A year ago on Simple Marriage: originally posted July 15, 2008.
As the father of a 2 and a 4 year old, there are some days when I really look forward to their bedtime. When they go to bed, the house slows down dramatically and I get some time with my wife. We can sit on the deck, talk, work on unfinished projects, make out, veg in front of the tube, whatever. The other reason for the anticipation of bedtime is the time spent together tucking them in.
I love the bedtime routine around our house. Typically each evening after dinner is spent playing, either outside, throughout the house, or we walk to the park nearby. While obviously this doesn’t always happen every night, many nights a week the routine remains the same.

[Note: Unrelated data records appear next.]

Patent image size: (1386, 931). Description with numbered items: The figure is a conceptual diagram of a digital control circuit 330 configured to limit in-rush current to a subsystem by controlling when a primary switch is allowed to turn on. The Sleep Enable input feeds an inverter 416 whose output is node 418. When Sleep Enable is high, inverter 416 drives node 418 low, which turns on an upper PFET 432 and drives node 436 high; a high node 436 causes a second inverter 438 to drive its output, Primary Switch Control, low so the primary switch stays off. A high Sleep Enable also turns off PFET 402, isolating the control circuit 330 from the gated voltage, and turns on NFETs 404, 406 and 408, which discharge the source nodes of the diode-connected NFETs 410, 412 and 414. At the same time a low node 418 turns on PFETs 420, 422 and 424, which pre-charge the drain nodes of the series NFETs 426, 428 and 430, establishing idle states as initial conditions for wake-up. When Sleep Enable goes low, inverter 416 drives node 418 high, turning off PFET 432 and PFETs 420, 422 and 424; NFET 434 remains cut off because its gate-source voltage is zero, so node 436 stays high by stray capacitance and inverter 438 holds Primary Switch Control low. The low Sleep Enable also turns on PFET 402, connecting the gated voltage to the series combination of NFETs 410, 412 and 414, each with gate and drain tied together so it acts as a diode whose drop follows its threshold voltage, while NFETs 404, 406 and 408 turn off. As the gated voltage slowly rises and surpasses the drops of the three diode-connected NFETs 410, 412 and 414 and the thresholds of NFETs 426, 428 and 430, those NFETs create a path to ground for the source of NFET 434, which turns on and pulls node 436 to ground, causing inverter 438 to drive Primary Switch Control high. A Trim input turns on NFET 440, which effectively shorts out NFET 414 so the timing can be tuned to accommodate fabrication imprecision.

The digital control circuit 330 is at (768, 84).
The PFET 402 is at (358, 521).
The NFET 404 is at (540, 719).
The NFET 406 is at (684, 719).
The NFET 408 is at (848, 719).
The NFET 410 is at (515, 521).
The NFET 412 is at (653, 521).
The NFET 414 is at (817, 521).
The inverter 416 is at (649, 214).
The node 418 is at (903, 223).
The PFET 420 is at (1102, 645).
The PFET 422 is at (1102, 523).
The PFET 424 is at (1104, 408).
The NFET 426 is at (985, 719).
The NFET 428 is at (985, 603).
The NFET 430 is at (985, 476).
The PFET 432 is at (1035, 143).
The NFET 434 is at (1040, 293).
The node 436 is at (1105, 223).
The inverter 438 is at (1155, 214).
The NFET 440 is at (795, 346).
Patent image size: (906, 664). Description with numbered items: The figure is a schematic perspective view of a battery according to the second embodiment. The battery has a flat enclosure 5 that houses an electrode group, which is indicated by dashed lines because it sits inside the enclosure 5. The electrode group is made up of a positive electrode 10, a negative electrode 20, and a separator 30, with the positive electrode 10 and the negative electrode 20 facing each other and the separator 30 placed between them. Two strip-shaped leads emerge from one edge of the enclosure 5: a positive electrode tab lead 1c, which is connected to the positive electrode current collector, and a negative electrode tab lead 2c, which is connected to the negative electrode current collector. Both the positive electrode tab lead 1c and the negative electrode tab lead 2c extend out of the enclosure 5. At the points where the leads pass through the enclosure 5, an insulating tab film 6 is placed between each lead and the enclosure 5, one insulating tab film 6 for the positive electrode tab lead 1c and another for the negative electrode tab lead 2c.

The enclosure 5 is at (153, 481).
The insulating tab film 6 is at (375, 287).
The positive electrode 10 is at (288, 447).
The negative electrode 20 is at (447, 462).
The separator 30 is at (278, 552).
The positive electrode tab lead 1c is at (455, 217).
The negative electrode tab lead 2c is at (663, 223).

As men, I believe it is extremely important that we be part of the bedtime routine with our children. I’ve come across too many men who have left this to the woman. While they are “busy” watching TV, working, or tinkering around the garage their spouse is taking care of getting the kids to bed.
The sad fact is, they are missing some valuable time with their kids.
Developmentally speaking, children thrive when there are established routines. A consistent structure allows them room to stretch and grow while having a safe foundation. While mom is perfectly capable of providing this foundation on her own, it can be so much stronger when you are involved.
At my house, since we have two little ones, we play man-to-man. After we have wrestled, played chase, had a water fight or played some other games together as a family, the routine kicks into gear. Once they are cleaned up and have the pajamas on, we end up in one of their rooms where we read books, play puzzles, or cars.
My wife will take one of the kids while I spend time with the other (we typically alternate each night).
While the routines around your house my vary greatly from ours, here are a few principles to be sure and apply.

  1. Be present. Nothing can replace your physical presence with your kids. Let them climb all over you, tackle you, chase you, laugh with you. Children long for things from their father. And to turn psychological for a moment, there are many disorders and issues that can result from lack of a blessing or presence from your father. Even when schedule doesn’t allow for your physical presence, you can call at bedtime, or send your kids a text message, or IM them. The point is, make contact.
  2. Unplug. When you are present, turn off the TV, computer, radio, phones, and anything else that can distract you from this time. If you’ve got Tivo, use the pause button. Let voice mail do it’s job. You’ll be telling your kids that they are a priority.
  3. Read books together. Even though neither of my kids are reading yet, my 3 year old knows every page of her favorite books since we’ve read them so many times. Books provide a tremendous opportunity for children to imagine, create, and learn. Begin with age appropriate books and move up from there. I already am building a library of a few books to read to the kids when they are older. A couple of these titles are The Lion, The Witch, and The Wardrobe, as well as The Invention Of Hugo Cabret.
  4. Snuggle. Climb into bed with your child. This is not possible with my son since he is still in a crib, but we do spend time together on the floor or in the rocking chair. With my daughter, I love climbing into her bed and laying beside her as we read. She asks questions, makes jokes, laughs, moves in close to lay her head on my shoulder. I hope to have my presence rub off on them during these times.
  5. Tell them you love them. Before leaving their room, let them know you love them. This may seem like a no-brainer principle, but it is easily overlooked. Especially as children get older. Make a point to let your children know you love them. Even when the day was extremely hard and they did a great job of testing their limits and your parenting ability.